The New England Center for Investigative Reporting found that some women are terminating their pregnancies based on a test result for a genetic condition — even though the center’s study shows that the tests can be wrong 50% of the time.

Shockingly, the group also found that the rate of false positives increased as the conditions became rarer.

Noninvasive prenatal testing — also known as cell-free DNA testing — looks at DNA in a baby’s placenta for conditions like Down syndrome and other chromosomal disorders.

The simple tests can be performed just nine weeks after pregnancy begins — and boast accuracy rates of 99%. But that number is misleading, experts say, because it does not take into account false positives.

An estimated 450,000 to 800,000 women have undergone these tests in the U.S., according to the Boston Globe.

By 2019, it’s expected to be a $3.6 billion industry worldwide.

Baby Hunter's case proves that prenatal tests for genetic disorders are unreliable.
Baby Hunter’s case proves that prenatal tests for genetic disorders are unreliable.

But the results should be confirmed with another, more invasive test before women abort a pregnancy, experts say.

“Nobody should do anything based on the screening test,” cautioned Dr. Iffath Hoskins, a obstetrics and gynecology professor at NYU Langone Medical Center. She said aborting a fetus after one test is like getting a hysterectomy after one Pap test.

A recent study of 356 women by Natera, which makes the Panorama prenatal test, showed that 6.2% terminated their pregnancy based on noninvasive test results alone.

Illumina, which makes the Verifi test, told the Daily News that it “has always emphasized the need for confirmatory testing.”
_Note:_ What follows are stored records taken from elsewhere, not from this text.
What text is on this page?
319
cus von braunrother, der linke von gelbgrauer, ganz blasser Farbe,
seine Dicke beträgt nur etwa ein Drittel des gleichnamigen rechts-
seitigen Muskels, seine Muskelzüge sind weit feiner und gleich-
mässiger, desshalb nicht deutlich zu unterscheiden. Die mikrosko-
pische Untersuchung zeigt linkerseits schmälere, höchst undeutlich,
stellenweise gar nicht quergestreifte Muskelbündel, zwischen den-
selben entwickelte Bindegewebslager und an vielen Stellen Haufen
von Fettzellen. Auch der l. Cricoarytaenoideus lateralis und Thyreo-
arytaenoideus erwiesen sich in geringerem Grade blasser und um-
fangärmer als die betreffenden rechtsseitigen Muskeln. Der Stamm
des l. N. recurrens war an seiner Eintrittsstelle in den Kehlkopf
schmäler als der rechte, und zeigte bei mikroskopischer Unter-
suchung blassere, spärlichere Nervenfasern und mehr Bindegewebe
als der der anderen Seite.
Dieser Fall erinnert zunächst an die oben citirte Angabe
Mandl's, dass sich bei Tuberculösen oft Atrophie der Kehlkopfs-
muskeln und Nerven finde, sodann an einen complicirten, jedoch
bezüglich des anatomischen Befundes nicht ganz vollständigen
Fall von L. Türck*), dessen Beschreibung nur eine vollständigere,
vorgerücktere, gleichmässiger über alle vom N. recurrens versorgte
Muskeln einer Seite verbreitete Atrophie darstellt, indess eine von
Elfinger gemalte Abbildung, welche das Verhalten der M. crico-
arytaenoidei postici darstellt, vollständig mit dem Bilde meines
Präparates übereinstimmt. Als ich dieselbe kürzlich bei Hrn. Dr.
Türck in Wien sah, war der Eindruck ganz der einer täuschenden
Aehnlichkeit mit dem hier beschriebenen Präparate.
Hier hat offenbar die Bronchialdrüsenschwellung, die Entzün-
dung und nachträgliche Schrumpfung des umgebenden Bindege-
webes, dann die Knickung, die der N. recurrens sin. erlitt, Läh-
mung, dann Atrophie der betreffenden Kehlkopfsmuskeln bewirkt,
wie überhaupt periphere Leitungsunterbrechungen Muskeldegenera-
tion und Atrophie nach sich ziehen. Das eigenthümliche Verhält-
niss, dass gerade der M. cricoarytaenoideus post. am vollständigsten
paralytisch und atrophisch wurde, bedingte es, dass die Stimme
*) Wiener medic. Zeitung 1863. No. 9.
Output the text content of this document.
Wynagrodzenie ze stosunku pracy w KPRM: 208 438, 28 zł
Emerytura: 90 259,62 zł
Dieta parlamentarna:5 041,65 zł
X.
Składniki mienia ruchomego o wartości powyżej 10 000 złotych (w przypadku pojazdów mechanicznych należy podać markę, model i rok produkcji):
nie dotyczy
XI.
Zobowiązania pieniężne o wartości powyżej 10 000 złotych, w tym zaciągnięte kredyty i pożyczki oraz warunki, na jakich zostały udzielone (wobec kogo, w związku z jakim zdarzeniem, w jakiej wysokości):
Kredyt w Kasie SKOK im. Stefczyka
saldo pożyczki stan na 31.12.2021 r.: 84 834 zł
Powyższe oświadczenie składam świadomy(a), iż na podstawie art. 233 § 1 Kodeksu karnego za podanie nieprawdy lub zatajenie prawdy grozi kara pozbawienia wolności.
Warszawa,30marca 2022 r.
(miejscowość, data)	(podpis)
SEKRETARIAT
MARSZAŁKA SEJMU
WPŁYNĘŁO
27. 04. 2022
One of the problems is that test results are often misread. Two Boston obstetricians recently sent cell samples from two nonpregnant women to five testing companies — and three out of the five companies said the women were carrying healthy baby girls.

Sometimes, the test can also produce a false negative — declaring a fetus illness-free, when in reality it has a genetic disorder.

False negatives, which fail to detect a genetic disorder in a fetus, are rare.
False negatives, which fail to detect a genetic disorder in a fetus, are rare.

Belinda Boydston, 43, of Chandler, Ariz., got pregnant through in-vitro fertilization and was due this January. Her ob-gyn saw some cysts on her baby’s brain and recommended that Boydston get the Harmony test by Ariosa Diagnostics. She could have opted for an amniocentesis later in her pregnancy, but it came with miscarriage risks.

The test came back negative for any disorders. But her son Hunter was born with trisomy 18 and died only four days after being born.

“I remember saying, ‘Well, the doctors must be wrong, because this is what the result said,’ ” Boydston recalled to the Daily News.

False negatives, though devastating, are rare, said Dr. Trilochan Sahoo, director of cytogenetics at California-based CombiMatrix, a lab that does invasive prenatal testing like amniocentesis.

Sahoo encourages all women to carefully interpret the results of any test, while Elizabeth Daley, a reporter with the New England Center for Investigative Reporting, said the tests have come a long way since earlier ones.

“You have to understand the limitations and you have to realize they’re screening tests and not diagnostic,” Daley added.